• 50 g (2 oz) butter, plus extra for greasing
  • 50 g (2 oz) caster sugar
  • 50 g (2 oz) self-raising flour
  • 1 egg
  • 1 tablespoon cocoa powder
  • ¼ teaspoon baking powder
  • ¼ teaspoon ground cinnamon
  • 425 g (14 oz) can pitted black cherries, drained
  • 100 g (3½ oz) white chocolate, broken into pieces
  • 150 ml (¼ pint) double cream

Preheat the slow cooker if necessary; see the manufacturer's instructions. Butter the inside of 4 metal pudding moulds, each 250 ml (8 fl oz), and base-line each with a circle of greaseproof paper.

Put the measured butter, sugar, flour, egg, cocoa, baking powder and cinnamon in a bowl and beat them together with a wooden spoon until smooth.
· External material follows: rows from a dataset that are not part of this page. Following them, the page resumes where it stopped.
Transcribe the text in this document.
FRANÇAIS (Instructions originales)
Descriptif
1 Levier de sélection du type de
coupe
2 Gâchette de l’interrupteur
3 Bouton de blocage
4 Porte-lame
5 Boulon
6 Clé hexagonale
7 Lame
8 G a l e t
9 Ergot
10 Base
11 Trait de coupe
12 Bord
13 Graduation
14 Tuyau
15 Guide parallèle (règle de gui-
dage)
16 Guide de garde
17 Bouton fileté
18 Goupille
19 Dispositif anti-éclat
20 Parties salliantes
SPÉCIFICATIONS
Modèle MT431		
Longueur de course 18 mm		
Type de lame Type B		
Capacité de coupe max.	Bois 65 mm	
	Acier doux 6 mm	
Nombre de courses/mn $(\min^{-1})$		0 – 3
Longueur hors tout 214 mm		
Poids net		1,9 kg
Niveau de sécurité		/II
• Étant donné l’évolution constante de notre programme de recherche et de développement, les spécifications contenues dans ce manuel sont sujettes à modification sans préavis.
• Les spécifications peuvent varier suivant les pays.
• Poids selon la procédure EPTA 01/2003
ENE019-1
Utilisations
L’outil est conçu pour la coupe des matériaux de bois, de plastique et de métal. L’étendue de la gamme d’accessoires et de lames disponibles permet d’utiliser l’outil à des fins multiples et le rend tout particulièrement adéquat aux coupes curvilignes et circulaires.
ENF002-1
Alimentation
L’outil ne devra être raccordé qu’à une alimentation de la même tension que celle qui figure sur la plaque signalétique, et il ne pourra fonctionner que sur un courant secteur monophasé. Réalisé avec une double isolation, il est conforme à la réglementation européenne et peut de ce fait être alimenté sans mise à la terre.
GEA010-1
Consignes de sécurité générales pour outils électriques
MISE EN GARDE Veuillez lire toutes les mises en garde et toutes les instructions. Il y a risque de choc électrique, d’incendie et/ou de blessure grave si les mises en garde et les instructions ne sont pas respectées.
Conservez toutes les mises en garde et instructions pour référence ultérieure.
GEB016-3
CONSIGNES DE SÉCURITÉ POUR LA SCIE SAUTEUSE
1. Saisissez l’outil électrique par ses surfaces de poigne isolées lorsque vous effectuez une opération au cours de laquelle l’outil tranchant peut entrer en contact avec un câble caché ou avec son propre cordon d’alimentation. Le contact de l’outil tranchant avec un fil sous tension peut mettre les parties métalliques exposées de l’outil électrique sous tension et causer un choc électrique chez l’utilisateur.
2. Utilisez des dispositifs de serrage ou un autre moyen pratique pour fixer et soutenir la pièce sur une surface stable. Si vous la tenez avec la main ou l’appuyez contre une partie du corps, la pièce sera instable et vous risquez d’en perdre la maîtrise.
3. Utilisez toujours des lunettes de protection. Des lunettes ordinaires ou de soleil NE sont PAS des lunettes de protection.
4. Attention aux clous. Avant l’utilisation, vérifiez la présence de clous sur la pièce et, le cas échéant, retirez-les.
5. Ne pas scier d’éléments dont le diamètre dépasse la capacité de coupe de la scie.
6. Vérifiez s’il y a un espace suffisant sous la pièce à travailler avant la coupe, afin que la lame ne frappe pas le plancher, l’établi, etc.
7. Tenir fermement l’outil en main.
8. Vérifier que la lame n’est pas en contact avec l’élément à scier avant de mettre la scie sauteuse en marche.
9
Arrange 7 cherries in the base of each pudding mould. Roughly chop the remainder and stir them into the pudding mix. Spoon the mixture into the pudding moulds and level the tops. Loosely cover the tops of the moulds with foil and put them in the slow cooker pot. Pour boiling water into the pot so that it comes halfway up the sides of the moulds, cover with the lid and cook on high for 1½–2 hours or until the puddings are well risen and the tops spring back when pressed with a fingertip. Lift the puddings out of the slow cooker pot.

Make the sauce. Put the chocolate and cream in a small saucepan and heat gently, stirring occasionally, until melted. Loosen the edges of the puddings, turn them out into shallow bowls, peel away the lining paper and pour the sauce around them before serving.